Before you consider a HELOC, there may be a better choice, exclusively for you.
A Home Equity Conversion Mortgage. 

  • If you are 62 or older

  • If you don’t want to make required monthly mortgage payments

  • If you are planning on living in the home for at least several years

  • If you are interested in a flexible line of credit that is available when you need it

 For many people, a Home Equity Conversion Mortgage (HECM)—often referred to as a reverse mortgage—has clear-cut advantages over a home equity line of credit (HELOC)

 No Monthly Repayments

The reverse mortgage requires no monthly mortgage payments, and borrowers have the option to prepay at any time without a penalty. By contrast, borrowers with a HELOC must pay back any money borrowed, plus interest, within the repayment period—requiring monthly payments that can grow over time. Some HELOCs even have prepayment penalties. With the HECM, the loan plus interest is paid back only when the borrower stops living in the home, sells, or does not meet terms of the loan.1

 Flexibility

With a reverse mortgage you have the option to receive the proceeds from the HECM as a line of credit, regular monthly payments, a lump sum, or any combination of these choices.

 No Annual Fee

The reverse mortgage requires no annual fee to maintain the line and no termination fee. With a HELOC there can be an annual fee and a termination fee that can be hundreds of dollars over the life of the loan.

 A Line of Credit That Grows

The unused portion of the HECM credit line grows over time, will stay open and available when needed and cannot be canceled or reduced, as long as you meet the terms of the loan.1 With a HELOC the lender can reduce or cancel the line of credit at any time. Lenders often reduce or cancel HELOCs if home values fall, if there is a recession, or if the HELOC is unused, even if the borrower makes all the payments.
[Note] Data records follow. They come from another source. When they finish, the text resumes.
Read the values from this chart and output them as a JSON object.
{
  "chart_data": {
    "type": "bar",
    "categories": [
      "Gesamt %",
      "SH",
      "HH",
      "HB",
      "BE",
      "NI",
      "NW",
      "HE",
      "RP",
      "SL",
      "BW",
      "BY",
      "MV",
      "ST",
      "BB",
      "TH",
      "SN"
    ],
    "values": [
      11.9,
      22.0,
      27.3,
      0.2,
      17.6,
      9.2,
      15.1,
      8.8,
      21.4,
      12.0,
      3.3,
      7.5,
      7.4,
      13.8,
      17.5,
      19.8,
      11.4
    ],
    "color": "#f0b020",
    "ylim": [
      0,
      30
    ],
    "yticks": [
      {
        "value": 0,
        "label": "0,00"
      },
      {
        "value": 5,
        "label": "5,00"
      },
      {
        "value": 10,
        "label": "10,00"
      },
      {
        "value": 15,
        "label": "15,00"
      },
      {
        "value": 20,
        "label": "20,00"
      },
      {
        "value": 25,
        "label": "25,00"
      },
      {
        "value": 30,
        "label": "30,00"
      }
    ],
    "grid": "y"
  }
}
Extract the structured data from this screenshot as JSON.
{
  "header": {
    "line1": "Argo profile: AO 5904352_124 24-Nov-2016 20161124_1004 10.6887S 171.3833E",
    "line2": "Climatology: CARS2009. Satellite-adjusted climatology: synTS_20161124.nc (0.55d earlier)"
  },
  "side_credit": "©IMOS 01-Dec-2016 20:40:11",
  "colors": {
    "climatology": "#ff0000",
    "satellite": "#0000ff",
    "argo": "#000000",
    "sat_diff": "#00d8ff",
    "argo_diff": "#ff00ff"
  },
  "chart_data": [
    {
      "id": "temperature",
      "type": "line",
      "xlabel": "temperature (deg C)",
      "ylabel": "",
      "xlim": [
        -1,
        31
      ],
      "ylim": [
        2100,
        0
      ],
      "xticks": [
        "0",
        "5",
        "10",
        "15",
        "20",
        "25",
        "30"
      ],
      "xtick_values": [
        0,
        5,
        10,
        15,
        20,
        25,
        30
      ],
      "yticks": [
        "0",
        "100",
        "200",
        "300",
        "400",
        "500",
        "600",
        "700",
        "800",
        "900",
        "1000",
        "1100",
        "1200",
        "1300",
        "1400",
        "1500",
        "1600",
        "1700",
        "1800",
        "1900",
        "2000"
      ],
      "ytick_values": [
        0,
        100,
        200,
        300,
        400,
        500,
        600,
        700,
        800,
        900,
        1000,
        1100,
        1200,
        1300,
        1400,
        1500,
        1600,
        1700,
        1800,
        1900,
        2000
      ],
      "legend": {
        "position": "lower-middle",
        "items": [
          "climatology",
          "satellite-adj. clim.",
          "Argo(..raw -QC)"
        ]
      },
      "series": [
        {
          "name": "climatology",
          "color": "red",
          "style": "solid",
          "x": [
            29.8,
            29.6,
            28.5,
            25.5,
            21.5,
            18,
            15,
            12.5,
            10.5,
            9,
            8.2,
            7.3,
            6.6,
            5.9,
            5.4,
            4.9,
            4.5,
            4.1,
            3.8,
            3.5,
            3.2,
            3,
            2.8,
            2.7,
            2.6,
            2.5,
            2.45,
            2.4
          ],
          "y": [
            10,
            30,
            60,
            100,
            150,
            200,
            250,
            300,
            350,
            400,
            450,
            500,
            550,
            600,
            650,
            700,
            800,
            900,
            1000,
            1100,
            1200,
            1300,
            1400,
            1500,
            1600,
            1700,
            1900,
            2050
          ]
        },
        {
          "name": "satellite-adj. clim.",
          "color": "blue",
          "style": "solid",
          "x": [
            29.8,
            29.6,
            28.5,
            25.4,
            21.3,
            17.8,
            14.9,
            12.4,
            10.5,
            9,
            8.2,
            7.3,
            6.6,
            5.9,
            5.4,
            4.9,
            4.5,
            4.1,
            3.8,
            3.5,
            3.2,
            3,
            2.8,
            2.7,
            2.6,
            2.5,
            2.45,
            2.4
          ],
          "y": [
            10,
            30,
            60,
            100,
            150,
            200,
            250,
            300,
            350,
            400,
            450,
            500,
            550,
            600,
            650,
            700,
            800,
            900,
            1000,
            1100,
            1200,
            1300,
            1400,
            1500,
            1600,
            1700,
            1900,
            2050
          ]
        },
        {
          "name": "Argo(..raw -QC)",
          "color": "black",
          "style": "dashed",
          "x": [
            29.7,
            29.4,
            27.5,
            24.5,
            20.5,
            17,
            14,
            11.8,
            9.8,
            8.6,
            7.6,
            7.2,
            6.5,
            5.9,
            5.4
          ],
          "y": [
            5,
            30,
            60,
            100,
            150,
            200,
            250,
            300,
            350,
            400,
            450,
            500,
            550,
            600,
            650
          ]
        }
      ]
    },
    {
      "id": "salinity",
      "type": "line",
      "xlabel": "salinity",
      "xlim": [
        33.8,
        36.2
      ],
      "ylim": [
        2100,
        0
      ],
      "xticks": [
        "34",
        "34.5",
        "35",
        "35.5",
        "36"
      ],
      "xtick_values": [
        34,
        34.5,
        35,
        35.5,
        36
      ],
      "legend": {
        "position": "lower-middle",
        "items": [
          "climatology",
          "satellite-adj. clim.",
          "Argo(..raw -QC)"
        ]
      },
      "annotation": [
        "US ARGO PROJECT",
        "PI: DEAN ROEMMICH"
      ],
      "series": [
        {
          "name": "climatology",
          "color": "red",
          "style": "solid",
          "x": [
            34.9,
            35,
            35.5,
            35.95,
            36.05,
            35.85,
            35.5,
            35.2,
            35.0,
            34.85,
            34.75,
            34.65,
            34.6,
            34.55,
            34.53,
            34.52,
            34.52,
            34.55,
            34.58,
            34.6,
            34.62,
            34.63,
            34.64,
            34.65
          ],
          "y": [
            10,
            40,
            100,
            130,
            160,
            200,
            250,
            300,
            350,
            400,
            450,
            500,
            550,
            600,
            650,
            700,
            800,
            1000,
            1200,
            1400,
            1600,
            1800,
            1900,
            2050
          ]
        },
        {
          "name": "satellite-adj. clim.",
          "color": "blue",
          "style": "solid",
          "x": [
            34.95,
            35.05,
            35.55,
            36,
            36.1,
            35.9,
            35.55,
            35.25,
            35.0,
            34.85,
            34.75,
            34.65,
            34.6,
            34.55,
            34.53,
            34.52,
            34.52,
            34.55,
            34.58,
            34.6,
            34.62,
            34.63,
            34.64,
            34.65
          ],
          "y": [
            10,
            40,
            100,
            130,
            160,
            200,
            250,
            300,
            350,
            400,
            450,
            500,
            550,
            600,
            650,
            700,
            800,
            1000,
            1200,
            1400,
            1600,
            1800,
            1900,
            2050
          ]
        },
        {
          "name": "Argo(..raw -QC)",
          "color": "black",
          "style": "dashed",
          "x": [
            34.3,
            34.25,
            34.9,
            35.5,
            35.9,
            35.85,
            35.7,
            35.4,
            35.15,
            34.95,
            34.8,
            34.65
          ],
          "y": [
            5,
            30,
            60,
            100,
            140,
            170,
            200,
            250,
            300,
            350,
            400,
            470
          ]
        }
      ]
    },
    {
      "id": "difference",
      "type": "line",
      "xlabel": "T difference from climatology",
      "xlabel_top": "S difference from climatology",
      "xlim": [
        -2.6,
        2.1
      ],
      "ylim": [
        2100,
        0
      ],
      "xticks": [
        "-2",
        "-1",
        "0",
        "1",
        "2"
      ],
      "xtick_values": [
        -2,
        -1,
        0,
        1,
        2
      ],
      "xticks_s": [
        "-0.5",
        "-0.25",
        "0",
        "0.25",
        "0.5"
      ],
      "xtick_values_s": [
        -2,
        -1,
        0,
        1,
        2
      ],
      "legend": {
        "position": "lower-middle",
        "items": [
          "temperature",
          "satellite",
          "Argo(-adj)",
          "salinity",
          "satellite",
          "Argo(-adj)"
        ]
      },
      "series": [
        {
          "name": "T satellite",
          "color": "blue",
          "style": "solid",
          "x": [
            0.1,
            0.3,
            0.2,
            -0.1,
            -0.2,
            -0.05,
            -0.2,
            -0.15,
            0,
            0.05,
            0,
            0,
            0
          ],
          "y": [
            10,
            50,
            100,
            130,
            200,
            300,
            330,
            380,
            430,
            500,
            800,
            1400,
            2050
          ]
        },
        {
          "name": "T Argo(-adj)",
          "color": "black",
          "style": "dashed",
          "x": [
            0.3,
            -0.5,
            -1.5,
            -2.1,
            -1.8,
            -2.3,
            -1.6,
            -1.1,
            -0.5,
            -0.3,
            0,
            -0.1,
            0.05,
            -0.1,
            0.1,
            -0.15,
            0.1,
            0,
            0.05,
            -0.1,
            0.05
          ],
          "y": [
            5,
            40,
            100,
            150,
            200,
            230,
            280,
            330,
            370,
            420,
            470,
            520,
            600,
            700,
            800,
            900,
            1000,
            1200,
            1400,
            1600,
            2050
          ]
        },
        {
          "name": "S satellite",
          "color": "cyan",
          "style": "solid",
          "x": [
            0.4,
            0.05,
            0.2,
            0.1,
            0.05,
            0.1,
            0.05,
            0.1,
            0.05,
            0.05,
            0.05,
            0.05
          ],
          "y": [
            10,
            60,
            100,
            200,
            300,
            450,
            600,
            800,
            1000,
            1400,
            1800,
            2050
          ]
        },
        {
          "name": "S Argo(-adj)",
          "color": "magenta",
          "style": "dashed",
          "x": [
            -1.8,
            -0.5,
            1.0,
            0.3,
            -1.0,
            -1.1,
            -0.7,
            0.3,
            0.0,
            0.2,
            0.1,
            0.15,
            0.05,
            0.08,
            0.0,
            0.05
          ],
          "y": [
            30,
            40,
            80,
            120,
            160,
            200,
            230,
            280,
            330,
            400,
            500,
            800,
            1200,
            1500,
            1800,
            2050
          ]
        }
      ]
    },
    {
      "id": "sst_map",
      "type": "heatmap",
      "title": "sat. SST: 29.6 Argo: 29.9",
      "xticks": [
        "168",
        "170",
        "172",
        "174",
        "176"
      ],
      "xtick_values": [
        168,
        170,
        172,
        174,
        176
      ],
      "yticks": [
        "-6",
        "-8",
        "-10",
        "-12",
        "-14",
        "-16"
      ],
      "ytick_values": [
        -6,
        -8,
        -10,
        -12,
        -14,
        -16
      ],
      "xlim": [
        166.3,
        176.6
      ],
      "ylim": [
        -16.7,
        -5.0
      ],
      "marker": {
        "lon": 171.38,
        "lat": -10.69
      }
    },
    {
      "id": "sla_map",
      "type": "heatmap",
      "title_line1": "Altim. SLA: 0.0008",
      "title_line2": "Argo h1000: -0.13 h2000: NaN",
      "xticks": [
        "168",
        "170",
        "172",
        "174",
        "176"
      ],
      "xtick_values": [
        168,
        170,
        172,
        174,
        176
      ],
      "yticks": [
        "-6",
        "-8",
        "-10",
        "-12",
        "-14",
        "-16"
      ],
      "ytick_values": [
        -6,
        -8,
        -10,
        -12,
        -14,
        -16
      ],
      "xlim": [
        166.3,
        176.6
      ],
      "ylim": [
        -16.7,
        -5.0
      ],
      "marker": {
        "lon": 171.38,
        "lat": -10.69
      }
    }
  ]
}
Taking out a HELOC is not always the most reliable option.

 FHA Insurance

HECM reverse mortgages require a mortgage insurance premium (MIP) to be insured by the Federal Housing Administration (FHA). Because of this insurance, these loans are “non-recourse,” which means when your home is sold to repay the loan, neither you nor your heirs will be required to repay more than the sale price of the home, no matter how long you live in the home.